After that you’ll get real ambitious, quoting Johnson and Fabisinski on inflatable polyimide PV structures, pretending you actually understand what happens when your 25-micron Kapton sail is tensioned off a Toray T1100G Cycom 5250-4 boom that has been sun-baked at 120 °C for six months in LEO. You’ll cite “areal density optimization” like gospel while your resin creeps, your modulus drops, and your perfectly flat film turns into a potato chip. "Well, as a matter of fact, I won’t, because launch costs are about to fall another order of magnitude once Starship hits cadence. The cost per kilo will—" Drop by tenfold and the economics flip.
Yeah, I’ve heard that one. The Wired 2012 quote, “You wouldn’t build a Boeing 747 and throw it away after one flight.” I remember. I even asked him about that over lunch once, whether the market was actually elastic enough to handle the supply increase from reusability. Turns out it wasn’t. Non-Starlink launch mass in the United States grew at 13.7 percent CAGR from 2015 to 2023. Payload demand didn’t scale with flight cadence, so prices didn’t collapse, margins just swelled. That’s why they had to invent Starlink.
When the market can’t absorb your rockets, you start building your own payloads. Is that your thing? You read some Marc Andreessen “American Dynamism” manifesto and suddenly start ignoring the engineering realities? You start throwing around a few buzzwords to impress the Twitter anons and earn some street cred for having a contrarian opinion? One, don’t do that. Two, you dropped a 500-thousand-dollar seed check on a concept that could have been debunked by a dollar-fifty worth of tokens from Grok. "Well, at least I’m a capital allocator. We’ll be skiing in Hokkaido while you’re doing bolt preload calculations for some bridge somewhere." Yeah, maybe.

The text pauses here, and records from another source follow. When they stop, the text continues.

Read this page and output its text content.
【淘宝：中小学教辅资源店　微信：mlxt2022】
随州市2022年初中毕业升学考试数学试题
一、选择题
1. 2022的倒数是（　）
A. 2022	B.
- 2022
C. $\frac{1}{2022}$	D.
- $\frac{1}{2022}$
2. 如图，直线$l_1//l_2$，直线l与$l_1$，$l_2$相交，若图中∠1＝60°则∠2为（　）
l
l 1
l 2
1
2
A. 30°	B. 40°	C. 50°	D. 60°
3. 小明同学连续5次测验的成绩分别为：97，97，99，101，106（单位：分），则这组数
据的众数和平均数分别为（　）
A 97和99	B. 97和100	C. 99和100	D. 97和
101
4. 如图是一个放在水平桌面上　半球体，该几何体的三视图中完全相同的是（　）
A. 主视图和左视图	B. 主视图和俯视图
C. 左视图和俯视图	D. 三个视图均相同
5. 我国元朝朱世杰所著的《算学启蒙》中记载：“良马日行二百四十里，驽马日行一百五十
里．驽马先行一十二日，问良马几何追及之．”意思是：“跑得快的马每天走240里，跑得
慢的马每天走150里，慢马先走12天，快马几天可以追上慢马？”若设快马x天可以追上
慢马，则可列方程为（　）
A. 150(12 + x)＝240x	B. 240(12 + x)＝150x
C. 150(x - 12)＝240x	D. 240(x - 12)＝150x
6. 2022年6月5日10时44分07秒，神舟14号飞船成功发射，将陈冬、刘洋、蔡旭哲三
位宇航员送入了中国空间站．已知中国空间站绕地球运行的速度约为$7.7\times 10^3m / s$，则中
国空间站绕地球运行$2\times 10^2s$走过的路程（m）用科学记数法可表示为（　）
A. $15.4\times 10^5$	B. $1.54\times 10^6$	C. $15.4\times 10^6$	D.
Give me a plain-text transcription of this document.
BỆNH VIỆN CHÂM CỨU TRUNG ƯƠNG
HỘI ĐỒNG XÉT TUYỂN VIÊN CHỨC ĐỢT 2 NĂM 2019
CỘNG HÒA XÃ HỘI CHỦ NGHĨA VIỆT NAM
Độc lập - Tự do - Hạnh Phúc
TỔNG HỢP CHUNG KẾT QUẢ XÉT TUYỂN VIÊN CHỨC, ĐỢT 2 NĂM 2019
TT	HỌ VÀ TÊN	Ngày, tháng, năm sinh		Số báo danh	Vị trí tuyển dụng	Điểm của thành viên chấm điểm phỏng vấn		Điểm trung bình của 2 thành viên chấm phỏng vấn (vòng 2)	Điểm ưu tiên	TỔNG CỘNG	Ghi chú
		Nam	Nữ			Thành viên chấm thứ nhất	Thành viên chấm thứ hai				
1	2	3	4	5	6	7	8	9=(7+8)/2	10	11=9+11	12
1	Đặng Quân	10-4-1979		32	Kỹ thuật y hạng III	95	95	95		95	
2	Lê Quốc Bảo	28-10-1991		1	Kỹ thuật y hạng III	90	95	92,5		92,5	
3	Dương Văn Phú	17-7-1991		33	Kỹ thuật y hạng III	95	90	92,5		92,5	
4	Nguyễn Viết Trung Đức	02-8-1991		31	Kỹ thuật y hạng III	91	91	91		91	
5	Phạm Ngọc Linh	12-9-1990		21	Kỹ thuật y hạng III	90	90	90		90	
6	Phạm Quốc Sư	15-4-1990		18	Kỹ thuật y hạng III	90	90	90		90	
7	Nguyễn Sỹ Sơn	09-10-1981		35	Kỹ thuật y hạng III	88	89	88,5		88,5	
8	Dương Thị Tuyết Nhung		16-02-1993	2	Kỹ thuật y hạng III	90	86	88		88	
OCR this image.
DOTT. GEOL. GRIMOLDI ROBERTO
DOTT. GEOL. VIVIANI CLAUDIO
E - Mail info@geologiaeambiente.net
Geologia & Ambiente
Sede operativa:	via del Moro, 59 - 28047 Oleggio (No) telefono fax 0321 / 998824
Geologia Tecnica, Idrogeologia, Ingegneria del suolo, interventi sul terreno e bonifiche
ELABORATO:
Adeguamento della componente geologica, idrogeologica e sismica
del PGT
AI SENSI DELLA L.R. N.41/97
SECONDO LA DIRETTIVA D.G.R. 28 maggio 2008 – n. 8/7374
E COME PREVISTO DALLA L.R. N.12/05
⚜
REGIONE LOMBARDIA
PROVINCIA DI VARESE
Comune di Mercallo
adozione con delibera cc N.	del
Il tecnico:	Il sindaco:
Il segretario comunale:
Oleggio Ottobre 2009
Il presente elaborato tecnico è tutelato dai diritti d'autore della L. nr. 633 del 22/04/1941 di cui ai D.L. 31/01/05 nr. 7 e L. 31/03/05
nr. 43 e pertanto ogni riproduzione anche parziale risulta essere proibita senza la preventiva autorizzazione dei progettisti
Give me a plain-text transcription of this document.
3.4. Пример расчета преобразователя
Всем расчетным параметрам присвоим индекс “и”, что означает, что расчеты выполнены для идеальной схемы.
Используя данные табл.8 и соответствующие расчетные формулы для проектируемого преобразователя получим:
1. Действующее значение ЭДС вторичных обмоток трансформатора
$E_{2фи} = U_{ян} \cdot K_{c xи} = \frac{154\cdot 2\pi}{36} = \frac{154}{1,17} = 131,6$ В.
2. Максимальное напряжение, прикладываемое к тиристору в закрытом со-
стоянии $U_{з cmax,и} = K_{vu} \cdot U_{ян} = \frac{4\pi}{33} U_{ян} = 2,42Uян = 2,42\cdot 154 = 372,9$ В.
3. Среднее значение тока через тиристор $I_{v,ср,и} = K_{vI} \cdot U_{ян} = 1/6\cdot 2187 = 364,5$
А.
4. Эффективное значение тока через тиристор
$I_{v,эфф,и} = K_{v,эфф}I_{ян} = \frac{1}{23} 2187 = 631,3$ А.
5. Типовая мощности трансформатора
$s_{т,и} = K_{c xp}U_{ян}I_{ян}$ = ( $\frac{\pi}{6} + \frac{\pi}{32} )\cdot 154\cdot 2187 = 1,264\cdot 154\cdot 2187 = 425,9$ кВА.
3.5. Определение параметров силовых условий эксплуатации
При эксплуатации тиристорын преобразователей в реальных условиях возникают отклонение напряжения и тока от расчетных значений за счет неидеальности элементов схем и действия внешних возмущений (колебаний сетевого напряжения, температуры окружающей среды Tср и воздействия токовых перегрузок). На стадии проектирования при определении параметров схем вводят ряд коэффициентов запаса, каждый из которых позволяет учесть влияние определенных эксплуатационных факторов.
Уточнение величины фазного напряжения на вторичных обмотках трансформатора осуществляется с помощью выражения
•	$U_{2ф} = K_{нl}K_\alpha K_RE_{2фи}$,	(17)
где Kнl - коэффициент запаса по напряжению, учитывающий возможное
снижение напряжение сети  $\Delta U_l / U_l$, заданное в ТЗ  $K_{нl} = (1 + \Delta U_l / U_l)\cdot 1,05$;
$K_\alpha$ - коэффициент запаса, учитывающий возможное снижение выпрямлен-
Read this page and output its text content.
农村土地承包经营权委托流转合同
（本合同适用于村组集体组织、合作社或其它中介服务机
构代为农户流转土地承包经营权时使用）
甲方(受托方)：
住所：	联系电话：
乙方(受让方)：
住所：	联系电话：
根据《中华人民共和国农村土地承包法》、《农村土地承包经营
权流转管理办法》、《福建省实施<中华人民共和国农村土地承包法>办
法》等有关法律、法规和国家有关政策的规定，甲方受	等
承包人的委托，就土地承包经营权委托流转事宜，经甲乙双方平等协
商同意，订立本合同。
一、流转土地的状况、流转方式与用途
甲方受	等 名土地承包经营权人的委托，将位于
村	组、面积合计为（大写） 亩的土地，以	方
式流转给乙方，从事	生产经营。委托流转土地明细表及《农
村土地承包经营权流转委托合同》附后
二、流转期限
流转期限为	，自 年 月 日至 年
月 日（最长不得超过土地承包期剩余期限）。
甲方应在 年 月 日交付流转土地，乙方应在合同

But at least I won’t be unoriginal or anonymous. I’m out here asking why the hell we’d melt the brains of a thousand aerospace engineers just to save four cents per kilowatt-hour on solar electricity. First principles isn’t about getting nerd-sniped by a shiny-object problem. It’s about asking whether we should be solving that problem at all. But hey, if you’ve got an issue with that, we can always take it up with E.
I think that the problem is worth solving because it’s part of what our long-term expansion for resources outside of the Earth looks like. As computing power becomes more critical, it’s not difficult to see how we will likely not be waiting on Grok to ping back API responses over to Mars from Colossus, but will be hosted in local (or space) data centers. The same way that the Moon landing was technically pointless, it triggered the majority of technical innovation that we’ve seen in the last 50 years. Data centers in space might be a "top signal" or could be an indication that many in tech are starting to seriously consider whether their dreams can become reality.